Ukraine pioneers ‘3-parent’ babies
kiev — A 34-year-old woman tried to have a baby for 15 years before she turned to a pioneering doctor in Ukraine and a groundbreaking but ethically disputed “three-parent” procedure.
She became the mother of a healthy baby boy in January at a private clinic in Kiev using a process called pronuclear transfer that inserts the couple’s genes into a donor’s egg. The procedure had been previously used to treat serious genetic diseases. But doctor Valeriy Zukin become the first to use it to help two separate infertile couples have children in this way. “There are patients whom we cannot help to have their own genetically-related baby unless we use this method,” the 60-year-old told.
Some two million women across the globe use in vitro fertilisation (IVF) to get pregnant every year.
But Zukin’s treatment targets a tiny percentage of women whose embryos suffer from a disorder called embryo arrest that can either stunt development or kill them.

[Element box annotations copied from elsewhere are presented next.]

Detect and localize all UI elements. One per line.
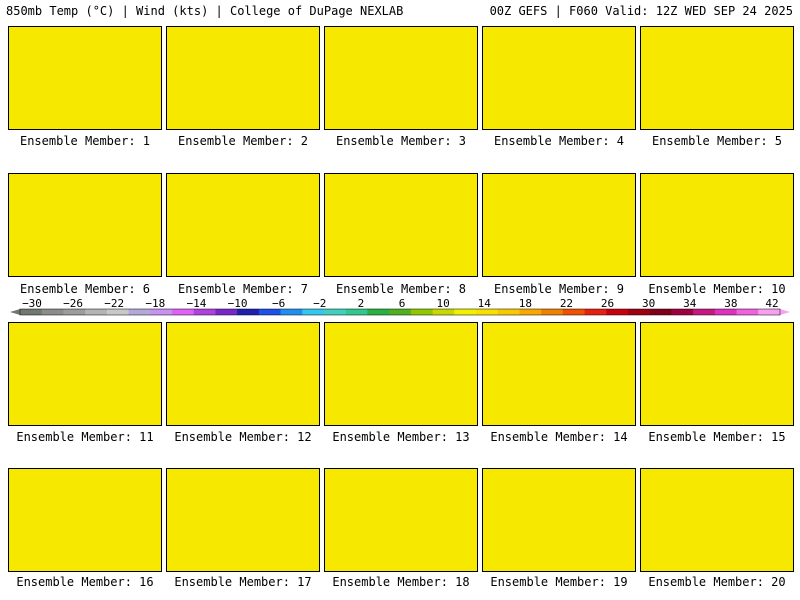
ensemble-member-map: [324, 468, 478, 572]
temperature-colorbar: −30 −26 −22 −18 −14 −10 −6 −2 2 6 10 14 18 22 26 30 34 38…: [10, 297, 790, 316]
ensemble-member-label: Ensemble Member: 4: [493, 134, 625, 148]
colorbar-swatch: [693, 309, 716, 315]
colorbar-tick-label: −18: [145, 297, 165, 310]
ensemble-member-map: [482, 26, 636, 130]
ensemble-member-label: Ensemble Member: 13: [332, 430, 470, 444]
colorbar-swatch: [367, 309, 390, 315]
ensemble-member-map: [482, 173, 636, 277]
colorbar-swatch: [671, 309, 694, 315]
colorbar-tick-label: 22: [560, 297, 573, 310]
ensemble-member-label: Ensemble Member: 10: [648, 282, 786, 296]
colorbar-swatch: [215, 309, 238, 315]
ensemble-member-map: [8, 322, 162, 426]
model-run-info: 00Z GEFS | F060 Valid: 12Z WED SEP 24 20…: [489, 4, 793, 18]
ensemble-member-label: Ensemble Member: 7: [177, 282, 309, 296]
colorbar-swatch: [628, 309, 651, 315]
colorbar-tick-label: −22: [104, 297, 124, 310]
colorbar-swatch: [63, 309, 86, 315]
colorbar-swatch: [41, 309, 64, 315]
colorbar-swatch: [497, 309, 520, 315]
colorbar-swatch: [606, 309, 629, 315]
colorbar-swatch: [302, 309, 325, 315]
colorbar-swatch: [345, 309, 368, 315]
colorbar-swatch: [432, 309, 455, 315]
ensemble-member-map: [640, 26, 794, 130]
ensemble-member-label: Ensemble Member: 14: [490, 430, 628, 444]
ensemble-member-label: Ensemble Member: 12: [174, 430, 312, 444]
colorbar-tick-label: −14: [187, 297, 207, 310]
colorbar-swatch: [172, 309, 195, 315]
colorbar-swatch: [758, 309, 781, 315]
ensemble-member-map: [8, 26, 162, 130]
colorbar-tick-label: 18: [519, 297, 532, 310]
colorbar-swatch: [85, 309, 108, 315]
ensemble-member-map: [8, 468, 162, 572]
ensemble-member-map: [324, 26, 478, 130]
colorbar-swatch: [324, 309, 347, 315]
ensemble-member-label: Ensemble Member: 20: [648, 575, 786, 589]
colorbar-tick-label: 26: [601, 297, 614, 310]
ensemble-member-label: Ensemble Member: 18: [332, 575, 470, 589]
ensemble-member-label: Ensemble Member: 9: [493, 282, 625, 296]
ensemble-member-map: [166, 322, 320, 426]
colorbar-swatch: [193, 309, 216, 315]
colorbar-tick-label: 30: [642, 297, 655, 310]
ensemble-member-map: [482, 322, 636, 426]
ensemble-member-map: [482, 468, 636, 572]
colorbar-tick-label: 6: [399, 297, 406, 310]
colorbar-tick-label: 14: [478, 297, 492, 310]
colorbar-tick-label: −2: [313, 297, 326, 310]
ensemble-member-label: Ensemble Member: 8: [335, 282, 467, 296]
ensemble-member-label: Ensemble Member: 11: [16, 430, 154, 444]
ensemble-member-map: [166, 468, 320, 572]
colorbar-swatch: [562, 309, 586, 315]
colorbar-max-arrow: [780, 309, 790, 315]
ensemble-member-label: Ensemble Member: 17: [174, 575, 312, 589]
colorbar-swatch: [736, 309, 759, 315]
colorbar-swatch: [541, 309, 564, 315]
ensemble-member-map: [324, 322, 478, 426]
colorbar-tick-label: 34: [683, 297, 697, 310]
colorbar-swatch: [280, 309, 303, 315]
ensemble-member-map: [640, 322, 794, 426]
colorbar-swatch: [454, 309, 477, 315]
colorbar-swatch: [714, 309, 738, 315]
colorbar-swatch: [106, 309, 130, 315]
colorbar-tick-label: −6: [272, 297, 285, 310]
colorbar-min-arrow: [10, 309, 20, 315]
colorbar-tick-label: 10: [436, 297, 449, 310]
colorbar-tick-label: 2: [358, 297, 365, 310]
colorbar-swatch: [237, 309, 260, 315]
colorbar-tick-label: −26: [63, 297, 83, 310]
colorbar-swatch: [128, 309, 151, 315]
ensemble-member-label: Ensemble Member: 16: [16, 575, 154, 589]
ensemble-member-map: [166, 173, 320, 277]
ensemble-member-map: [166, 26, 320, 130]
colorbar-swatch: [476, 309, 499, 315]
map-title: 850mb Temp (°C) | Wind (kts) | College o…: [6, 4, 404, 18]
colorbar-swatch: [519, 309, 542, 315]
colorbar-swatch: [258, 309, 282, 315]
ensemble-member-map: [324, 173, 478, 277]
ensemble-member-label: Ensemble Member: 19: [490, 575, 628, 589]
ensemble-member-label: Ensemble Member: 2: [177, 134, 309, 148]
colorbar-swatch: [150, 309, 173, 315]
ensemble-member-label: Ensemble Member: 1: [19, 134, 151, 148]
colorbar-tick-label: 42: [765, 297, 778, 310]
colorbar-tick-label: 38: [724, 297, 737, 310]
colorbar-swatch: [20, 309, 43, 315]
ensemble-member-label: Ensemble Member: 6: [19, 282, 151, 296]
ensemble-member-map: [640, 468, 794, 572]
colorbar-swatch: [649, 309, 672, 315]
colorbar-swatch: [584, 309, 607, 315]
colorbar-swatch: [410, 309, 434, 315]
ensemble-member-label: Ensemble Member: 5: [651, 134, 783, 148]
ensemble-member-label: Ensemble Member: 3: [335, 134, 467, 148]
ensemble-member-map: [8, 173, 162, 277]
colorbar-tick-label: −10: [228, 297, 248, 310]
colorbar-tick-label: −30: [22, 297, 42, 310]
ensemble-member-map: [640, 173, 794, 277]
ensemble-member-label: Ensemble Member: 15: [648, 430, 786, 444]
colorbar-swatch: [389, 309, 412, 315]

The difference in the method Zukin uses is that a woman’s egg is first fertilised with her partner’s sperm. Then its nucleus is transferred to a donor’s egg that has been stripped of its own nucleus.
The egg is thus almost entirely made up of genetic material from the couple — plus a tiny amount (about 0.15 per cent) from the female donor’s DNA. Not everyone however shares Zukin’s enthusiasm. Conservative clerics argue that the technique breaches ethical norms. “A child can only have two parents and the presence of a third person is morally unacceptable,” Father Feodosiy of the Ukrainian Orthodox Church said.